By Stephen Nellis
(Reuters) - The late launch of new 5G phones caused Apple Inc's <AAPL.O> customers to put off buying new devices, leading the company on Thursday to report the steepest quarterly drop in iPhone sales in two years.
Apple fell over 5% at one point in after-hours trade, wiping $100 billion from its stock market value.
Since 2013, Apple has delivered new iPhones each September like clockwork. But pandemic-induced delays pushed the announcement back a month, with some devices still yet to ship.
Even as booming sales of Macs and AirPods boosted overall revenue and profit above what analysts had expected, iPhone sales dropped 20.7% to $26.4 billion. (Graphic: https://tmsnrt.rs/3ecmgCG)
Investors anticipated lower sales from the Cupertino, California company's bestselling product, but the hold-back was worse than expected, especially in China, where more consumers have access to 5G than in the United States or Europe.
Apple has mostly beaten sales expectations this year and released a slew of new products and services that its customers have embraced while largely homebound during the pandemic.
Apple said revenue and profits for the fiscal fourth quarter ended on Sept. 26 was $64.7 billion and 73 cents per share, compared with analyst estimates of $63.7 billion and 70 cents per share, according to IBES data from Refinitiv.
But the flagship iPhone 12's announcement was delayed until Oct. 13, several weeks later than usual, meaning no opening-weekend iPhone sales are included in the fourth-quarter results.
In an interview with Reuters, Apple Chief Executive Tim Cook said that he was "optimistic" about the iPhone 12 cycle based on the first five days of shipping data.
"5G is a once-in-a-decade kind of opportunity. And we could not be more excited to hit the market exactly when we did," Cook said. "At least in the U.S., the carriers are being very aggressive."

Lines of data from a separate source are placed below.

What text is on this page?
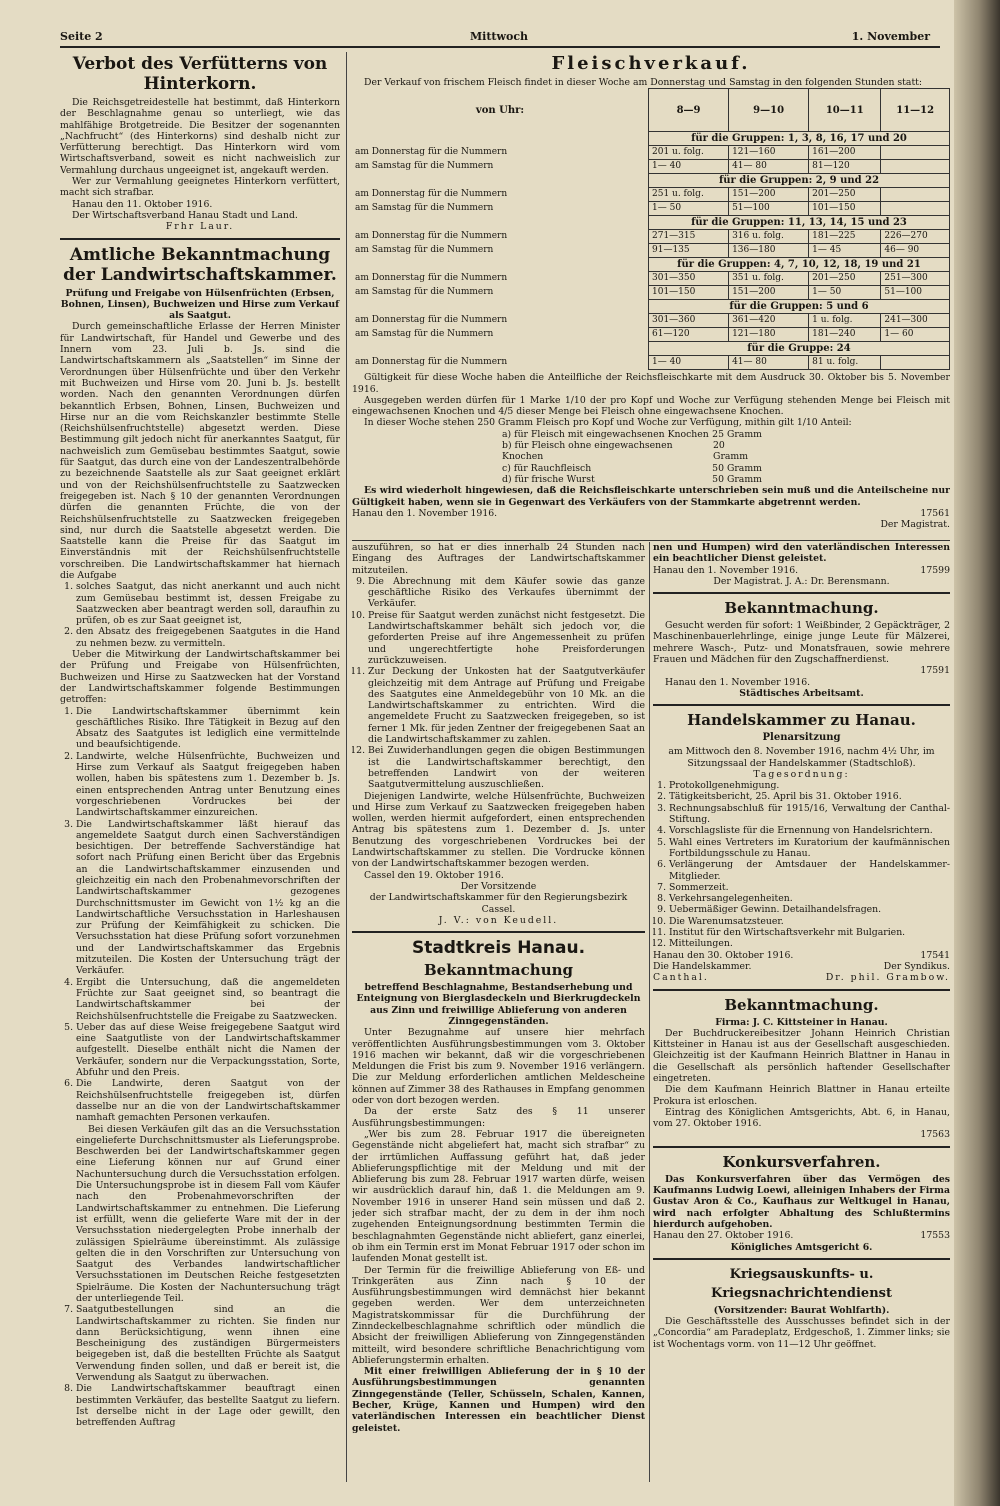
Seite 2	Mittwoch	1. November
Verbot des Verfütterns von Hinterkorn.

Die Reichsgetreidestelle hat bestimmt, daß Hinterkorn der Beschlagnahme genau so unterliegt, wie das mahlfähige Brotgetreide. Die Besitzer der sogenannten „Nachfrucht“ (des Hinterkorns) sind deshalb nicht zur Verfütterung berechtigt. Das Hinterkorn wird vom Wirtschaftsverband, soweit es nicht nachweislich zur Vermahlung durchaus ungeeignet ist, angekauft werden.

Wer zur Vermahlung geeignetes Hinterkorn verfüttert, macht sich strafbar.

Hanau den 11. Oktober 1916.

Der Wirtschaftsverband Hanau Stadt und Land.

Frhr Laur.

Amtliche Bekanntmachung der Landwirtschaftskammer.

Prüfung und Freigabe von Hülsenfrüchten (Erbsen, Bohnen, Linsen), Buchweizen und Hirse zum Verkauf als Saatgut.

Durch gemeinschaftliche Erlasse der Herren Minister für Landwirtschaft, für Handel und Gewerbe und des Innern vom 23. Juli b. Js. sind die Landwirtschaftskammern als „Saatstellen“ im Sinne der Verordnungen über Hülsenfrüchte und über den Verkehr mit Buchweizen und Hirse vom 20. Juni b. Js. bestellt worden. Nach den genannten Verordnungen dürfen bekanntlich Erbsen, Bohnen, Linsen, Buchweizen und Hirse nur an die vom Reichskanzler bestimmte Stelle (Reichshülsenfruchtstelle) abgesetzt werden. Diese Bestimmung gilt jedoch nicht für anerkanntes Saatgut, für nachweislich zum Gemüsebau bestimmtes Saatgut, sowie für Saatgut, das durch eine von der Landeszentralbehörde zu bezeichnende Saatstelle als zur Saat geeignet erklärt und von der Reichshülsenfruchtstelle zu Saatzwecken freigegeben ist. Nach § 10 der genannten Verordnungen dürfen die genannten Früchte, die von der Reichshülsenfruchtstelle zu Saatzwecken freigegeben sind, nur durch die Saatstelle abgesetzt werden. Die Saatstelle kann die Preise für das Saatgut im Einverständnis mit der Reichshülsenfruchtstelle vorschreiben. Die Landwirtschaftskammer hat hiernach die Aufgabe

1. solches Saatgut, das nicht anerkannt und auch nicht zum Gemüsebau bestimmt ist, dessen Freigabe zu Saatzwecken aber beantragt werden soll, daraufhin zu prüfen, ob es zur Saat geeignet ist,
2. den Absatz des freigegebenen Saatgutes in die Hand zu nehmen bezw. zu vermitteln.

Ueber die Mitwirkung der Landwirtschaftskammer bei der Prüfung und Freigabe von Hülsenfrüchten, Buchweizen und Hirse zu Saatzwecken hat der Vorstand der Landwirtschaftskammer folgende Bestimmungen getroffen:

1. Die Landwirtschaftskammer übernimmt kein geschäftliches Risiko. Ihre Tätigkeit in Bezug auf den Absatz des Saatgutes ist lediglich eine vermittelnde und beaufsichtigende.
2. Landwirte, welche Hülsenfrüchte, Buchweizen und Hirse zum Verkauf als Saatgut freigegeben haben wollen, haben bis spätestens zum 1. Dezember b. Js. einen entsprechenden Antrag unter Benutzung eines vorgeschriebenen Vordruckes bei der Landwirtschaftskammer einzureichen.
3. Die Landwirtschaftskammer läßt hierauf das angemeldete Saatgut durch einen Sachverständigen besichtigen. Der betreffende Sachverständige hat sofort nach Prüfung einen Bericht über das Ergebnis an die Landwirtschaftskammer einzusenden und gleichzeitig ein nach den Probenahmevorschriften der Landwirtschaftskammer gezogenes Durchschnittsmuster im Gewicht von 1½ kg an die Landwirtschaftliche Versuchsstation in Harleshausen zur Prüfung der Keimfähigkeit zu schicken. Die Versuchsstation hat diese Prüfung sofort vorzunehmen und der Landwirtschaftskammer das Ergebnis mitzuteilen. Die Kosten der Untersuchung trägt der Verkäufer.
4. Ergibt die Untersuchung, daß die angemeldeten Früchte zur Saat geeignet sind, so beantragt die Landwirtschaftskammer bei der Reichshülsenfruchtstelle die Freigabe zu Saatzwecken.
5. Ueber das auf diese Weise freigegebene Saatgut wird eine Saatgutliste von der Landwirtschaftskammer aufgestellt. Dieselbe enthält nicht die Namen der Verkäufer, sondern nur die Verpackungsstation, Sorte, Abfuhr und den Preis.
6. Die Landwirte, deren Saatgut von der Reichshülsenfruchtstelle freigegeben ist, dürfen dasselbe nur an die von der Landwirtschaftskammer namhaft gemachten Personen verkaufen.

Bei diesen Verkäufen gilt das an die Versuchsstation eingelieferte Durchschnittsmuster als Lieferungsprobe. Beschwerden bei der Landwirtschaftskammer gegen eine Lieferung können nur auf Grund einer Nachuntersuchung durch die Versuchsstation erfolgen. Die Untersuchungsprobe ist in diesem Fall vom Käufer nach den Probenahmevorschriften der Landwirtschaftskammer zu entnehmen. Die Lieferung ist erfüllt, wenn die gelieferte Ware mit der in der Versuchsstation niedergelegten Probe innerhalb der zulässigen Spielräume übereinstimmt. Als zulässige gelten die in den Vorschriften zur Untersuchung von Saatgut des Verbandes landwirtschaftlicher Versuchsstationen im Deutschen Reiche festgesetzten Spielräume. Die Kosten der Nachuntersuchung trägt der unterliegende Teil.

7. Saatgutbestellungen sind an die Landwirtschaftskammer zu richten. Sie finden nur dann Berücksichtigung, wenn ihnen eine Bescheinigung des zuständigen Bürgermeisters beigegeben ist, daß die bestellten Früchte als Saatgut Verwendung finden sollen, und daß er bereit ist, die Verwendung als Saatgut zu überwachen.
8. Die Landwirtschaftskammer beauftragt einen bestimmten Verkäufer, das bestellte Saatgut zu liefern. Ist derselbe nicht in der Lage oder gewillt, den betreffenden Auftrag
Fleischverkauf.

Der Verkauf von frischem Fleisch findet in dieser Woche am Donnerstag und Samstag in den folgenden Stunden statt:

von Uhr:	8—9	9—10	10—11	11—12
	für die Gruppen: 1, 3, 8, 16, 17 und 20			
am Donnerstag für die Nummern	201 u. folg.	121—160	161—200	
am Samstag für die Nummern	1— 40	41— 80	81—120	
	für die Gruppen: 2, 9 und 22			
am Donnerstag für die Nummern	251 u. folg.	151—200	201—250	
am Samstag für die Nummern	1— 50	51—100	101—150	
	für die Gruppen: 11, 13, 14, 15 und 23			
am Donnerstag für die Nummern	271—315	316 u. folg.	181—225	226—270
am Samstag für die Nummern	91—135	136—180	1— 45	46— 90
	für die Gruppen: 4, 7, 10, 12, 18, 19 und 21			
am Donnerstag für die Nummern	301—350	351 u. folg.	201—250	251—300
am Samstag für die Nummern	101—150	151—200	1— 50	51—100
	für die Gruppen: 5 und 6			
am Donnerstag für die Nummern	301—360	361—420	1 u. folg.	241—300
am Samstag für die Nummern	61—120	121—180	181—240	1— 60
	für die Gruppe: 24			
am Donnerstag für die Nummern	1— 40	41— 80	81 u. folg.	

Gültigkeit für diese Woche haben die Anteilfliche der Reichsfleischkarte mit dem Ausdruck 30. Oktober bis 5. November 1916.

Ausgegeben werden dürfen für 1 Marke 1/10 der pro Kopf und Woche zur Verfügung stehenden Menge bei Fleisch mit eingewachsenen Knochen und 4/5 dieser Menge bei Fleisch ohne eingewachsene Knochen.

In dieser Woche stehen 250 Gramm Fleisch pro Kopf und Woche zur Verfügung, mithin gilt 1/10 Anteil:

a) für Fleisch mit eingewachsenen Knochen 25 Gramm
b) für Fleisch ohne eingewachsenen Knochen
20 Gramm
c) für Rauchfleisch	50 Gramm
d) für frische Wurst	50 Gramm

Es wird wiederholt hingewiesen, daß die Reichsfleischkarte unterschrieben sein muß und die Anteilscheine nur Gültigkeit haben, wenn sie in Gegenwart des Verkäufers von der Stammkarte abgetrennt werden.

Hanau den 1. November 1916.	17561

Der Magistrat.

auszuführen, so hat er dies innerhalb 24 Stunden nach Eingang des Auftrages der Landwirtschaftskammer mitzuteilen.

9. Die Abrechnung mit dem Käufer sowie das ganze geschäftliche Risiko des Verkaufes übernimmt der Verkäufer.
10. Preise für Saatgut werden zunächst nicht festgesetzt. Die Landwirtschaftskammer behält sich jedoch vor, die geforderten Preise auf ihre Angemessenheit zu prüfen und ungerechtfertigte hohe Preisforderungen zurückzuweisen.
11. Zur Deckung der Unkosten hat der Saatgutverkäufer gleichzeitig mit dem Antrage auf Prüfung und Freigabe des Saatgutes eine Anmeldegebühr von 10 Mk. an die Landwirtschaftskammer zu entrichten. Wird die angemeldete Frucht zu Saatzwecken freigegeben, so ist ferner 1 Mk. für jeden Zentner der freigegebenen Saat an die Landwirtschaftskammer zu zahlen.
12. Bei Zuwiderhandlungen gegen die obigen Bestimmungen ist die Landwirtschaftskammer berechtigt, den betreffenden Landwirt von der weiteren Saatgutvermittelung auszuschließen.

Diejenigen Landwirte, welche Hülsenfrüchte, Buchweizen und Hirse zum Verkauf zu Saatzwecken freigegeben haben wollen, werden hiermit aufgefordert, einen entsprechenden Antrag bis spätestens zum 1. Dezember d. Js. unter Benutzung des vorgeschriebenen Vordruckes bei der Landwirtschaftskammer zu stellen. Die Vordrucke können von der Landwirtschaftskammer bezogen werden.

Cassel den 19. Oktober 1916.

Der Vorsitzende

der Landwirtschaftskammer für den Regierungsbezirk Cassel.

J. V.: von Keudell.

Stadtkreis Hanau.
Bekanntmachung

betreffend Beschlagnahme, Bestandserhebung und Enteignung von Bierglasdeckeln und Bierkrugdeckeln aus Zinn und freiwillige Ablieferung von anderen Zinngegenständen.

Unter Bezugnahme auf unsere hier mehrfach veröffentlichten Ausführungsbestimmungen vom 3. Oktober 1916 machen wir bekannt, daß wir die vorgeschriebenen Meldungen die Frist bis zum 9. November 1916 verlängern. Die zur Meldung erforderlichen amtlichen Meldescheine können auf Zimmer 38 des Rathauses in Empfang genommen oder von dort bezogen werden.

Da der erste Satz des § 11 unserer Ausführungsbestimmungen:

„Wer bis zum 28. Februar 1917 die übereigneten Gegenstände nicht abgeliefert hat, macht sich strafbar“ zu der irrtümlichen Auffassung geführt hat, daß jeder Ablieferungspflichtige mit der Meldung und mit der Ablieferung bis zum 28. Februar 1917 warten dürfe, weisen wir ausdrücklich darauf hin, daß 1. die Meldungen am 9. November 1916 in unserer Hand sein müssen und daß 2. jeder sich strafbar macht, der zu dem in der ihm noch zugehenden Enteignungsordnung bestimmten Termin die beschlagnahmten Gegenstände nicht abliefert, ganz einerlei, ob ihm ein Termin erst im Monat Februar 1917 oder schon im laufenden Monat gestellt ist.

Der Termin für die freiwillige Ablieferung von Eß- und Trinkgeräten aus Zinn nach § 10 der Ausführungsbestimmungen wird demnächst hier bekannt gegeben werden. Wer dem unterzeichneten Magistratskommissar für die Durchführung der Zinndeckelbeschlagnahme schriftlich oder mündlich die Absicht der freiwilligen Ablieferung von Zinngegenständen mitteilt, wird besondere schriftliche Benachrichtigung vom Ablieferungstermin erhalten.

Mit einer freiwilligen Ablieferung der in § 10 der Ausführungsbestimmungen genannten Zinngegenstände (Teller, Schüsseln, Schalen, Kannen, Becher, Krüge, Kannen und Humpen) wird den vaterländischen Interessen ein beachtlicher Dienst geleistet.

nen und Humpen) wird den vaterländischen Interessen ein beachtlicher Dienst geleistet.

Hanau den 1. November 1916.	17599

Der Magistrat. J. A.: Dr. Berensmann.

Bekanntmachung.

Gesucht werden für sofort: 1 Weißbinder, 2 Gepäckträger, 2 Maschinenbauerlehrlinge, einige junge Leute für Mälzerei, mehrere Wasch-, Putz- und Monatsfrauen, sowie mehrere Frauen und Mädchen für den Zugschaffnerdienst.

17591

Hanau den 1. November 1916.

Städtisches Arbeitsamt.

Handelskammer zu Hanau.
Plenarsitzung

am Mittwoch den 8. November 1916, nachm 4½ Uhr, im Sitzungssaal der Handelskammer (Stadtschloß).

Tagesordnung:

1. Protokollgenehmigung.
2. Tätigkeitsbericht, 25. April bis 31. Oktober 1916.
3. Rechnungsabschluß für 1915/16, Verwaltung der Canthal-Stiftung.
4. Vorschlagsliste für die Ernennung von Handelsrichtern.
5. Wahl eines Vertreters im Kuratorium der kaufmännischen Fortbildungsschule zu Hanau.
6. Verlängerung der Amtsdauer der Handelskammer-Mitglieder.
7. Sommerzeit.
8. Verkehrsangelegenheiten.
9. Uebermäßiger Gewinn. Detailhandelsfragen.
10. Die Warenumsatzsteuer.
11. Institut für den Wirtschaftsverkehr mit Bulgarien.
12. Mitteilungen.
Hanau den 30. Oktober 1916.	17541
Die Handelskammer.	Der Syndikus.
Canthal.	Dr. phil. Grambow.
Bekanntmachung.

Firma: J. C. Kittsteiner in Hanau.

Der Buchdruckereibesitzer Johann Heinrich Christian Kittsteiner in Hanau ist aus der Gesellschaft ausgeschieden. Gleichzeitig ist der Kaufmann Heinrich Blattner in Hanau in die Gesellschaft als persönlich haftender Gesellschafter eingetreten.

Die dem Kaufmann Heinrich Blattner in Hanau erteilte Prokura ist erloschen.

Eintrag des Königlichen Amtsgerichts, Abt. 6, in Hanau, vom 27. Oktober 1916.

17563

Konkursverfahren.

Das Konkursverfahren über das Vermögen des Kaufmanns Ludwig Loewi, alleinigen Inhabers der Firma Gustav Aron & Co., Kaufhaus zur Weltkugel in Hanau, wird nach erfolgter Abhaltung des Schlußtermins hierdurch aufgehoben.

Hanau den 27. Oktober 1916.	17553

Königliches Amtsgericht 6.

Kriegsauskunfts- u. Kriegsnachrichtendienst

(Vorsitzender: Baurat Wohlfarth).

Die Geschäftsstelle des Ausschusses befindet sich in der „Concordia“ am Paradeplatz, Erdgeschoß, 1. Zimmer links; sie ist Wochentags vorm. von 11—12 Uhr geöffnet.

The iPhone 12 release timing drove down sales in Greater China by 28.5% to $7.95 billion. Cook said he expects the new 5G devices to help iPhone sales recover in China.
"What we're seeing in the early going in the first five days gives us a lot of confidence that China will return to growth in our fiscal Q1," Cook told Reuters.
Apple did not provide a revenue growth forecast, but Chief Financial Officer Luca Maestri said revenue from services and non-iPhone products would grow by double-digit percentages in the fiscal first quarter, in line with analyst expectations. He said iPhone revenue would also grow, implying the rate would be in the single digits. Analysts expect iPhone revenue to rise 6.45% to $59.56 billion in the first quarter, according to Refinitiv data.
Logan Purk, an analyst with Edward Jones, said that "while iPhone sales will grow this cycle, it will be disappointing compared to elevated expectations, as we do not believe the 5G presents a compelling reason for a wave of upgrades."
Apple has offset volatile iPhone sales in recent years with steady growth in its services segment, which includes streaming music and television. Services revenue rose 16.3% to $14.5 billion, compared with analyst estimates of $14 billion. Cook told Reuters that Apple One, a bundle of Apple's paid services, will launch on Friday.
Cook told Reuters that Apple has 585 million paying subscribers across its platforms, up from 550 million the previous quarter and closer to the goal of 600 million subscribers that the company set out for the end of calendar 2020.
Apple's shares have soared in the past two years as it has diversified its revenue streams to lessen its dependence on the iPhone. The share tumble on Thursday raises the question of whether Apple is still more dependent on iPhone sales than some investors had hoped.
"Apple needs to be able to keep the upgrade cycle going or the share price will wobble because there’s no real room for forgiveness in the current valuation," said Sophie Lund-Yates, an equity analyst at Hargreaves Lansdown.
Apple said revenue from its accessories segment was up 20.8% to $7.9 billion, compared with analyst estimates of a 13.5% rise to $7.4 billion, according to Refinitiv data. Mac and iPad sales rose to $9.0 billion and $6.8 billion, compared with estimates of $7.92 billion and $6.12 billion, according to Refinitiv data.